The first order of business for the 44th Parliament was the election of a House Speaker, and Liberal MP Anthony Rota was re-elected to that position, which he also held in the last Parliament, beating out six other candidates.
“I am very honoured to be up here, both politically and personally,” Rota said after being escorted to the throne by Prime Minister Justin Trudeau and Leader of the Official Opposition Erin O’Toole.
“This is something that I know I will treasure for the rest of my life. And I guess one of the good things about being Speaker is I probably upset both sides equally, so I appreciate you,” Rota said.
Party leaders all congratulated Rota on his appointment.
“There will be moments when we will get caught up in heated debate and when that happens we will have you, Mr. Speaker, to guide us back on track,” Trudeau said.
“You’ve been able to preside through a difficult time of our pandemic, making sure the light of our democracy did not flicker during this time,” said O’Toole.
Bloc Québécois Leader Yves-François Blanchet and NDP Leader Jagmeet Singh both said Rota’s re-election demonstrates that he has the confidence of the House.
With the last Parliament having worked in a hybrid format since May 2020, with some MPs participating remotely due to the pandemic, the House of Commons looked remarkably full for its opening session on Nov. 22.
While the Conservatives and the Bloc are against the continuation of hybrid sittings, the Liberals, NDP, and Greens want to maintain the format where some MPs can join the sessions virtually.
As the Speaker presiding over the House during the pandemic, Rota experienced many “firsts” as the format of the legislature was changed to allow remote participation.
“During the 43rd parliament, my primary focus was unexpectedly to ensure that the House of Commons remained operational,” Rota said in his candidacy speech. “And that parliamentary work continued amidst the challenges of the global pandemic. It was a massive technical undertaking.”
As the Speaker, Rota was also at the centre of the demands of the majority of MPs who wanted more disclosure from the minority Liberals about two scientists who were fired from a high-security government laboratory in Winnipeg. The scientists sent deadly virus samples to China, and collaborated on research projects with members of the Chinese military.

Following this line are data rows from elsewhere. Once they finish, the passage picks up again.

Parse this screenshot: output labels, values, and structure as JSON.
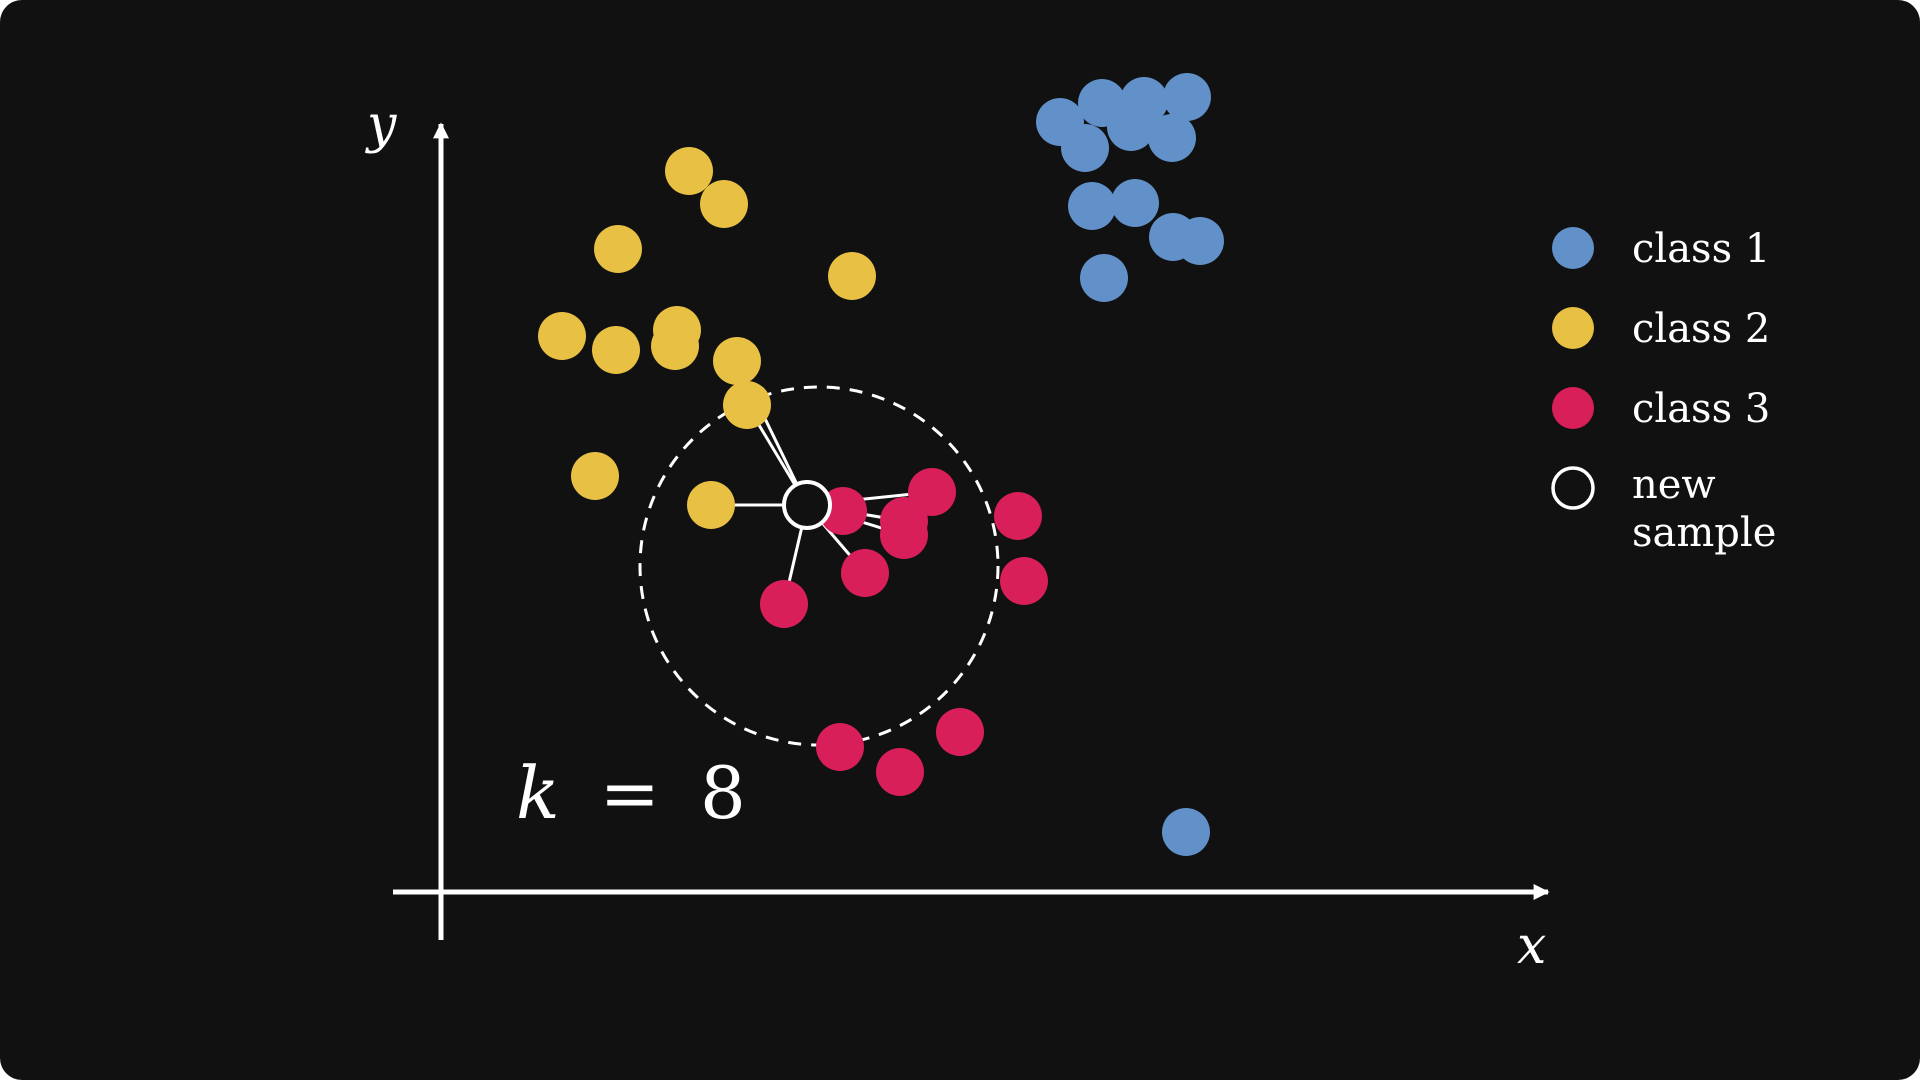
{
  "colors": {
    "background": "#111111",
    "foreground": "#ffffff",
    "class1": "#6191c8",
    "class2": "#e8c043",
    "class3": "#d81f5a"
  },
  "axes": {
    "x_label": "x",
    "y_label": "y"
  },
  "annotation": {
    "k_text": "k = 8",
    "k_symbol": "k",
    "k_equals": "=",
    "k_value": "8"
  },
  "legend": [
    {
      "label": "class 1",
      "style": "filled",
      "color": "#6191c8"
    },
    {
      "label": "class 2",
      "style": "filled",
      "color": "#e8c043"
    },
    {
      "label": "class 3",
      "style": "filled",
      "color": "#d81f5a"
    },
    {
      "label_lines": [
        "new",
        "sample"
      ],
      "style": "outline",
      "color": "#ffffff"
    }
  ],
  "points": {
    "class1": [
      [
        61.9,
        77.0
      ],
      [
        66.1,
        78.9
      ],
      [
        70.3,
        79.1
      ],
      [
        74.6,
        79.5
      ],
      [
        64.4,
        74.4
      ],
      [
        69.0,
        76.5
      ],
      [
        73.1,
        75.4
      ],
      [
        65.1,
        68.6
      ],
      [
        69.4,
        68.9
      ],
      [
        73.2,
        65.5
      ],
      [
        75.9,
        65.1
      ],
      [
        66.3,
        61.4
      ],
      [
        74.5,
        6.0
      ]
    ],
    "class2": [
      [
        24.8,
        72.1
      ],
      [
        28.3,
        68.8
      ],
      [
        17.7,
        64.3
      ],
      [
        41.1,
        61.6
      ],
      [
        23.4,
        54.6
      ],
      [
        17.5,
        54.2
      ],
      [
        12.1,
        55.6
      ],
      [
        23.6,
        56.2
      ],
      [
        15.4,
        41.6
      ],
      [
        29.6,
        53.1
      ],
      [
        30.6,
        48.7
      ],
      [
        27.0,
        38.7
      ]
    ],
    "class3": [
      [
        49.1,
        40.0
      ],
      [
        46.3,
        37.1
      ],
      [
        40.2,
        38.1
      ],
      [
        46.3,
        35.7
      ],
      [
        42.4,
        31.9
      ],
      [
        34.3,
        28.8
      ],
      [
        57.7,
        37.6
      ],
      [
        58.3,
        31.1
      ],
      [
        51.9,
        16.0
      ],
      [
        39.9,
        14.5
      ],
      [
        45.9,
        12.0
      ]
    ]
  },
  "new_sample": {
    "x": 36.6,
    "y": 38.7,
    "k": 8
  },
  "neighbors": [
    {
      "class": "class2",
      "index": 9
    },
    {
      "class": "class2",
      "index": 10
    },
    {
      "class": "class2",
      "index": 11
    },
    {
      "class": "class3",
      "index": 0
    },
    {
      "class": "class3",
      "index": 1
    },
    {
      "class": "class3",
      "index": 3
    },
    {
      "class": "class3",
      "index": 4
    },
    {
      "class": "class3",
      "index": 5
    }
  ]
}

The Liberal government took court action to prevent the disclosure of further documents, and named Rota as respondent in its court application. The government dropped the case following the dissolution of Parliament after an election was called in August.
The issue could be back in the current Parliament as opposition parties maintain their request for disclosure.
O’Toole alluded to the issue in his speech congratulating Rota.
“I want you Mr. Speaker to continue your work standing up for our democracy, not just to make sure we could participate in debates during the pandemic, but that the will of Parliament was defended in court in Canada, Mr. Speaker. It was an example … of your leadership and your loyalty to the House of Commons,” O’Toole said.
While the Speaker may be elected to the Parliament under the flag of a political party, he must fulfill his duties impartially. Some of the functions of the Speaker include maintaining order, defending the rights and privileges of MPs, and ensuring the flow of House business.
Bloc Québécois MP Louis Plamondon, the longest sitting member of the House who was first elected in 1984 as a Progressive Conservative, presided over the Speaker’s election as per protocol, and cracked a few jokes in the process.
Plamondon, 78, said if Joe Biden, who was 78 when he became U.S. president, can be in charge, Plamondon can certainly still represent his riding as well. He also joked that when he was elected in 1984 there were no cellphones, no internet, and no fax machines.
“It was a whole other world, a paradise,” he said.
The next order of business for Parliament will involve Gov. Gen. Mary May Simon formally opening the session in the Senate on Nov. 23.